S.J. Scott is the author of around 30 books (rounded down because a few on Goodreads appear to be translated versions). Of those, 19 have the word ‘habit’ in the title. I find this interesting, given that Scott repeatedly stresses the value of quality over quantity.

I want to be clear that I’m not criticizing the book because some of the contents are very simplistic (think, reminders to drink more water or get enough sleep). Scott is right in that these are very basic things that a lot of people still struggle to remember to do, and so forming ingrained habits around them is a mighty sensible idea.

Other habits that I highlighted fell mainly in the career, health and finance sections, including unsubscribing from email and physical mailing lists, utilising LinkedIn, taking daily vitamins, and using a pedometer. Nothing mindblowing, but little bits and pieces that over time could lead to a more productive, healthier lifestyle. The best takeaway from the book was using a financial aggregator. Scott recommends Mint, which is a US and Canada-only service, but I found Money Dashboard which does the same thing for the UK. I’ve only been using it a week, and it’s already been eye-opening having an overview of all my accounts and expenditure in one place.

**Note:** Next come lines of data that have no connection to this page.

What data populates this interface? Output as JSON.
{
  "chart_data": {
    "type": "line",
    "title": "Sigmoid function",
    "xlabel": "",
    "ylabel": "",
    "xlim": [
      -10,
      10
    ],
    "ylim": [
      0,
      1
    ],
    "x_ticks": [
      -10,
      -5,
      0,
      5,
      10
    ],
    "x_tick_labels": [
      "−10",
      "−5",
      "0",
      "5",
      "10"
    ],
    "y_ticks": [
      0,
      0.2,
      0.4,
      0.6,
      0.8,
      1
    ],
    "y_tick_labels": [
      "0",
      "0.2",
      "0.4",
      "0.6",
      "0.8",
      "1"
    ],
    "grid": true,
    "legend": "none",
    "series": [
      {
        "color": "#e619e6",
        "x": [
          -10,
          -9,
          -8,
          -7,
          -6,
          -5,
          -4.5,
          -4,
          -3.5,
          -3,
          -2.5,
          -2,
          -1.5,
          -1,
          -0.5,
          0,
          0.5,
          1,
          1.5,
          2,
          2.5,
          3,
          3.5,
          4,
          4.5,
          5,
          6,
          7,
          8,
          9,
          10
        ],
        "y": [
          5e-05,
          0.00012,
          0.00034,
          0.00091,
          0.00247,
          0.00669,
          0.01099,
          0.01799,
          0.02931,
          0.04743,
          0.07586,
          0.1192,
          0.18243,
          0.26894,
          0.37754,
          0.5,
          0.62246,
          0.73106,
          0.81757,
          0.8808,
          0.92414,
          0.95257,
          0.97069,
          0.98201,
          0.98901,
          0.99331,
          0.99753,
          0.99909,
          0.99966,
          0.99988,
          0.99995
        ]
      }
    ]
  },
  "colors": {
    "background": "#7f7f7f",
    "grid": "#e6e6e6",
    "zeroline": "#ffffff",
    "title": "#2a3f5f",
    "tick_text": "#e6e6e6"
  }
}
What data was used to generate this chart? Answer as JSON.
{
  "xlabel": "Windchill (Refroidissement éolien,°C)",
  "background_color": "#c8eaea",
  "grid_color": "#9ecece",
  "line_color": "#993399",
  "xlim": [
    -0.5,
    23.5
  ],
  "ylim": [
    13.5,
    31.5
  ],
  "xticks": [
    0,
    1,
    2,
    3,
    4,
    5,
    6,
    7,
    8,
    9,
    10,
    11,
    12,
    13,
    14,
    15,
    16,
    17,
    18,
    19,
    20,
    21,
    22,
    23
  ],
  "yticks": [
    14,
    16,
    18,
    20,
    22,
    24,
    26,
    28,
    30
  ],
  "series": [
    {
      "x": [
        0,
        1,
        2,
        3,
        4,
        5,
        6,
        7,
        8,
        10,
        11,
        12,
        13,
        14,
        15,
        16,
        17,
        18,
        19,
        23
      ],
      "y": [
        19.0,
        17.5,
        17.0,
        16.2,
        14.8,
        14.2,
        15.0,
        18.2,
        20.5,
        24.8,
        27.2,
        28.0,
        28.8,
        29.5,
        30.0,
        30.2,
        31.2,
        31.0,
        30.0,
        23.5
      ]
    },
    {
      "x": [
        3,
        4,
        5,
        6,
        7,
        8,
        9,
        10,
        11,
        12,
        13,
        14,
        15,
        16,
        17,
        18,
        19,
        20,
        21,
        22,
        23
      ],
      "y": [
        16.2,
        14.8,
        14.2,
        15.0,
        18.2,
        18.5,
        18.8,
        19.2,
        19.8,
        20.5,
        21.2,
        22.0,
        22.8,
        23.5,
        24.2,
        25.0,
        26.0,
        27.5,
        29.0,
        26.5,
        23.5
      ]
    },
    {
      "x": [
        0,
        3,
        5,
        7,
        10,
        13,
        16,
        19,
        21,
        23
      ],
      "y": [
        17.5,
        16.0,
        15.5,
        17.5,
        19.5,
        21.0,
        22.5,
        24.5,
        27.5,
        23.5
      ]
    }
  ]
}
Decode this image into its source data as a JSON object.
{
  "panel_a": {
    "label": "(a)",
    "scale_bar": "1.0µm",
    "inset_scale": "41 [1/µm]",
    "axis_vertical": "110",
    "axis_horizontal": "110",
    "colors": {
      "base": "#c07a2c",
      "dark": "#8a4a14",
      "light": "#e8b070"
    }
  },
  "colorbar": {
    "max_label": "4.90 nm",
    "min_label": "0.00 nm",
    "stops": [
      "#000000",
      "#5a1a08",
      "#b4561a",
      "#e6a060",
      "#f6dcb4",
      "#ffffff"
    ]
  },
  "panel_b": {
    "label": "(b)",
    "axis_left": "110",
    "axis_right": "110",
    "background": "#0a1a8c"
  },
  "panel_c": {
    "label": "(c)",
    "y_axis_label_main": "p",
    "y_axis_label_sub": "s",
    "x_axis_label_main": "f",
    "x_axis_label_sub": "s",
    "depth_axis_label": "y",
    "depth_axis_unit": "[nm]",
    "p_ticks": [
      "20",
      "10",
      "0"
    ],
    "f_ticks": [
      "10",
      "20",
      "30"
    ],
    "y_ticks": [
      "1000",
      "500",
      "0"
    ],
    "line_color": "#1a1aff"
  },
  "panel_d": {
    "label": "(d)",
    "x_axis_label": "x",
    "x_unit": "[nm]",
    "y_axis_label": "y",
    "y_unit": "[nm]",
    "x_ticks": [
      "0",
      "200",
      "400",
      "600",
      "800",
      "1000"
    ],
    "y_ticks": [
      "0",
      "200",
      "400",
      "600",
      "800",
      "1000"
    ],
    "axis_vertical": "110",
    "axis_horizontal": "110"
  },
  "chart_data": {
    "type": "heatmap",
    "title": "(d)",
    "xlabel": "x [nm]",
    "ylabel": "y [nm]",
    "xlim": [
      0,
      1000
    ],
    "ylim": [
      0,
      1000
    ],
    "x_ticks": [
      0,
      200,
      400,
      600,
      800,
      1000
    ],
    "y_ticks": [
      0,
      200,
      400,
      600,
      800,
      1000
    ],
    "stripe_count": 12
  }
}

Towards the end of the book, I started highlighting things largely while imagining a short story in which aliens come to Earth and use this book’s tips to pass themselves off as human.The characters would practice their squats while stood in line browsing Facebook, walk around pretending to sneeze out loud to get into the habit of sneezing into their arms, hugging pillows to improve their hugging technique, and walking through stores handing out internet coupons to make friends.

There’s a fair amount of contradictory advice here, too. Scott is big on productivity, but recommends a staggering amount of apps to aid this, be it through background music, imposing financial penalties for unmet habits, logging time spent online etc. If you were to research and tailor even half of the recommended resources, it would still take up a heck of a lot of time better spent just cracking on with the task at hand.

Ultimately, Habit Stacking wasn’t for me, but the amount of highlighting I did tells me that at least I engaged with the text. Even if finding Money Dashboard is my only takeaway, it’ll be worth it just for that.